Following an extended holiday with old mates homesteading in Northern Alberta on the edge of the Arctic Circle, we came to Otago in 1976 and here we have raised our family in a big, shabby old villa up the NE valley. My research interests and training are in clinical immunovirology, particularly at a mucosal level and for the past 8 years I have become focused on Chronic Fatigue Syndrome or Tapanui 'Flu, trying to find out if it has an infectious aetiology."

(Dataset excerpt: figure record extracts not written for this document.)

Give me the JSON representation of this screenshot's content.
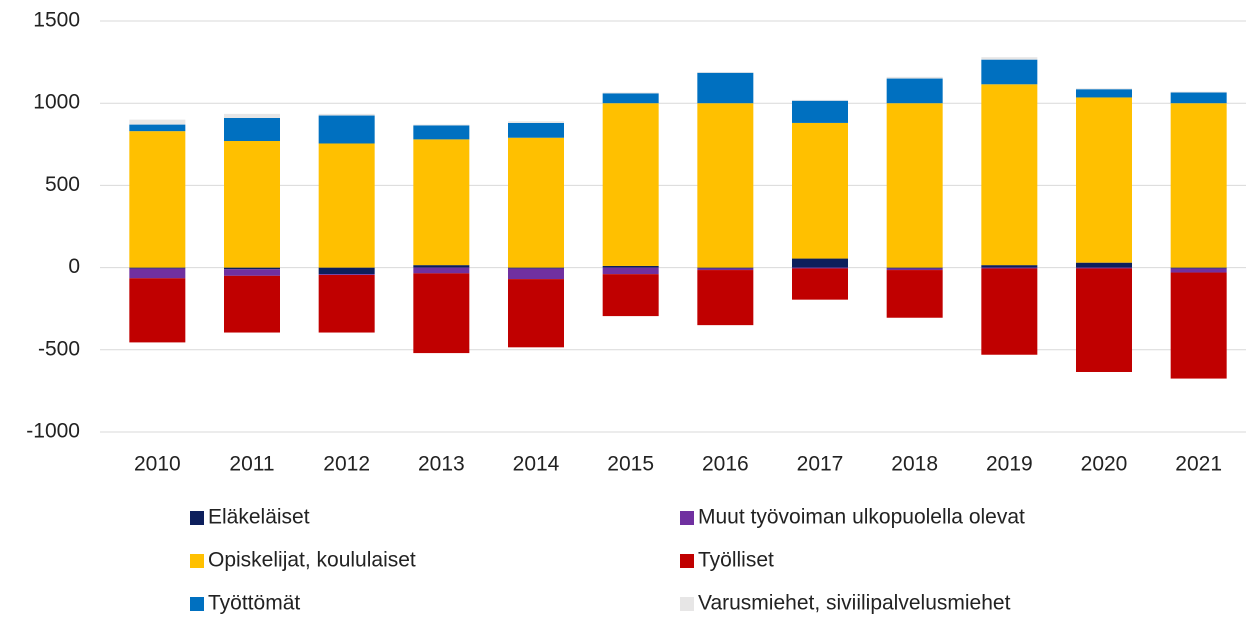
{
  "chart_data": {
    "type": "stacked_bar",
    "categories": [
      "2010",
      "2011",
      "2012",
      "2013",
      "2014",
      "2015",
      "2016",
      "2017",
      "2018",
      "2019",
      "2020",
      "2021"
    ],
    "series": [
      {
        "name": "Eläkeläiset",
        "color": "#0d1f5c",
        "values": [
          -5,
          -10,
          -40,
          15,
          -5,
          10,
          -5,
          55,
          -5,
          15,
          30,
          -5
        ]
      },
      {
        "name": "Muut työvoiman ulkopuolella olevat",
        "color": "#7030a0",
        "values": [
          -60,
          -40,
          -5,
          -35,
          -65,
          -40,
          -10,
          -5,
          -10,
          -5,
          -5,
          -25
        ]
      },
      {
        "name": "Opiskelijat, koululaiset",
        "color": "#ffc000",
        "values": [
          830,
          770,
          755,
          765,
          790,
          990,
          1000,
          825,
          1000,
          1100,
          1005,
          1000
        ]
      },
      {
        "name": "Työlliset",
        "color": "#c00000",
        "values": [
          -390,
          -345,
          -350,
          -485,
          -415,
          -255,
          -335,
          -190,
          -290,
          -525,
          -630,
          -645
        ]
      },
      {
        "name": "Työttömät",
        "color": "#0070c0",
        "values": [
          40,
          140,
          170,
          85,
          90,
          60,
          185,
          135,
          150,
          150,
          50,
          65
        ]
      },
      {
        "name": "Varusmiehet, siviilipalvelusmiehet",
        "color": "#e7e6e6",
        "values": [
          30,
          25,
          10,
          5,
          10,
          5,
          5,
          5,
          10,
          15,
          5,
          5
        ]
      }
    ],
    "ylim": [
      -1000,
      1500
    ],
    "yticks": [
      -1000,
      -500,
      0,
      500,
      1000,
      1500
    ],
    "grid": true,
    "legend": "bottom"
  }
}
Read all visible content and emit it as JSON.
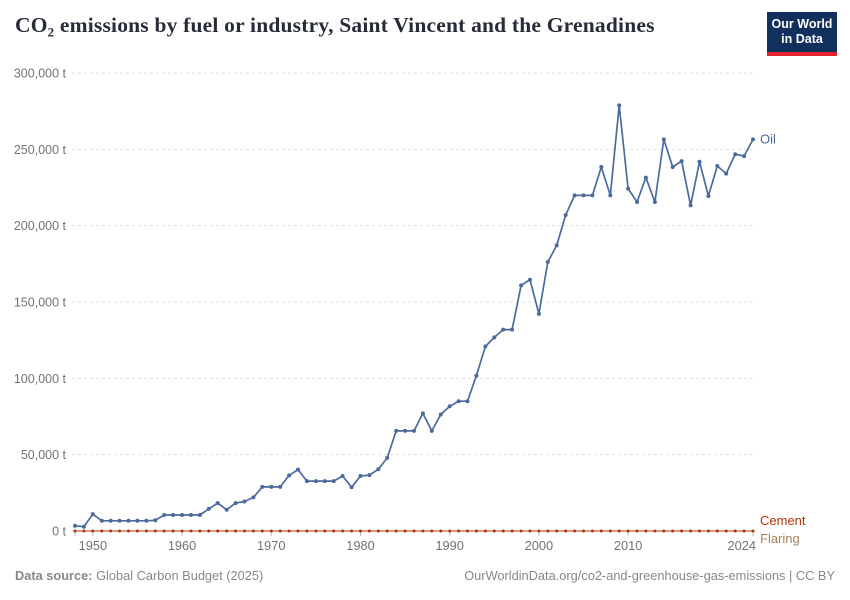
{
  "header": {
    "title": "CO₂ emissions by fuel or industry, Saint Vincent and the Grenadines",
    "logo": {
      "line1": "Our World",
      "line2": "in Data",
      "bg_color": "#12305e",
      "accent_color": "#e0232c"
    }
  },
  "chart_data": {
    "type": "line",
    "title": "CO₂ emissions by fuel or industry, Saint Vincent and the Grenadines",
    "unit": "t",
    "x_start": 1948,
    "x_end": 2024,
    "x_step_years": 1,
    "series": [
      {
        "name": "Oil",
        "color": "#4c6a9c",
        "values": [
          3400,
          2800,
          11100,
          6700,
          6700,
          6700,
          6700,
          6700,
          6700,
          7000,
          10500,
          10500,
          10500,
          10500,
          10500,
          14500,
          18300,
          13900,
          18300,
          19300,
          22000,
          28900,
          28900,
          28900,
          36400,
          40200,
          32700,
          32700,
          32700,
          32700,
          36000,
          28700,
          36000,
          36600,
          40400,
          47900,
          65600,
          65600,
          65600,
          77000,
          65600,
          76300,
          81700,
          85000,
          85000,
          101800,
          120900,
          126800,
          131900,
          131900,
          160900,
          164600,
          142200,
          176200,
          187100,
          207000,
          219800,
          219800,
          219800,
          238400,
          219800,
          278800,
          224300,
          215500,
          231500,
          215500,
          256500,
          238400,
          242300,
          213300,
          241900,
          219400,
          239100,
          234100,
          246800,
          245600,
          256500
        ]
      },
      {
        "name": "Cement",
        "color": "#b13507",
        "fill_value": 0
      },
      {
        "name": "Flaring",
        "color": "#a8845c",
        "fill_value": 0
      }
    ],
    "ylim": [
      0,
      300000
    ],
    "yticks": [
      {
        "value": 0,
        "label": "0 t"
      },
      {
        "value": 50000,
        "label": "50,000 t"
      },
      {
        "value": 100000,
        "label": "100,000 t"
      },
      {
        "value": 150000,
        "label": "150,000 t"
      },
      {
        "value": 200000,
        "label": "200,000 t"
      },
      {
        "value": 250000,
        "label": "250,000 t"
      },
      {
        "value": 300000,
        "label": "300,000 t"
      }
    ],
    "xticks": [
      "1950",
      "1960",
      "1970",
      "1980",
      "1990",
      "2000",
      "2010",
      "2024"
    ],
    "grid": "horizontal dashed",
    "legend": "direct labels at right of lines"
  },
  "footer": {
    "source_label": "Data source:",
    "source_value": "Global Carbon Budget (2025)",
    "link": "OurWorldinData.org/co2-and-greenhouse-gas-emissions | CC BY"
  }
}
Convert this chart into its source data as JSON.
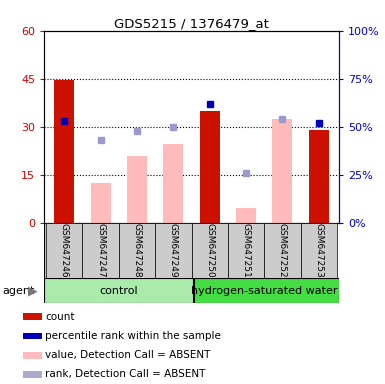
{
  "title": "GDS5215 / 1376479_at",
  "samples": [
    "GSM647246",
    "GSM647247",
    "GSM647248",
    "GSM647249",
    "GSM647250",
    "GSM647251",
    "GSM647252",
    "GSM647253"
  ],
  "red_bars": [
    44.5,
    null,
    null,
    null,
    35.0,
    null,
    null,
    29.0
  ],
  "pink_bars": [
    null,
    12.5,
    21.0,
    24.5,
    null,
    4.5,
    32.5,
    null
  ],
  "rank_vals_pct": [
    53.0,
    43.0,
    48.0,
    50.0,
    62.0,
    26.0,
    54.0,
    52.0
  ],
  "rank_is_filled": [
    true,
    false,
    false,
    false,
    true,
    false,
    false,
    true
  ],
  "left_yticks": [
    0,
    15,
    30,
    45,
    60
  ],
  "right_yticks": [
    0,
    25,
    50,
    75,
    100
  ],
  "ylim_left": [
    0,
    60
  ],
  "ylim_right": [
    0,
    100
  ],
  "left_tick_color": "#cc0000",
  "right_tick_color": "#0000cc",
  "bar_width": 0.55,
  "ctrl_color": "#aaeaaa",
  "hydro_color": "#44dd44",
  "gray_bg": "#cccccc"
}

Profile - Departmental website - 1995

Mike Holmes' current research is aimed at attempting to isolate the causative agent of Chronic Fatigue Syndrome, and the development of a diagnostic test for its detection. These studies are being undertaken in collaboration with the HRC Virus Research Unit. Investigations are under way to develop a cell culture system for the isolation of a retrovirus. Multi factorial analysis of data bases compiled from white blood cell tests has been utilised in an attempt to develop a diagnostic test. Immmunovirological studies aimed at identifying target cells are under way. Purification, characterisation and studies of the in vitro effects of a new reverse-transcriptase inhibitor are in progress. The reverse transcriptase inhibitor may be a representative of a new class of these compounds and the mode of inhibition suggests that it could act synergistically with the di-deoxynucleoside analogues currently employed in the treatment of AIDS. Since resistant strains of HIV develop rapidly, the therapeutic potential of the compound could be high if it can be used in rotation/combination regimes.

Some of Mike's handiwork


Mike resigned in 2002 after an extended period of ill health - involving complications with inflammatory bowel disease (IBD). I don't think the backbiting and the nit-picking nature of academic life suited MIke's temperament. He would have been much happier as a country doctor in some small town in Central Otago where he could spend more time fishing, hunting, driving his 4X4 LandRover off road and being the centre of the community. This was suggested to him by some of his colleagues, but he found the challenge of being an academic more compelling. He passed away, at Dunedin Hospital, on July 4, 2016; aged 74. He is survived by his sons Kevin and Robin and his daughter, Elin and his former wife, Ann.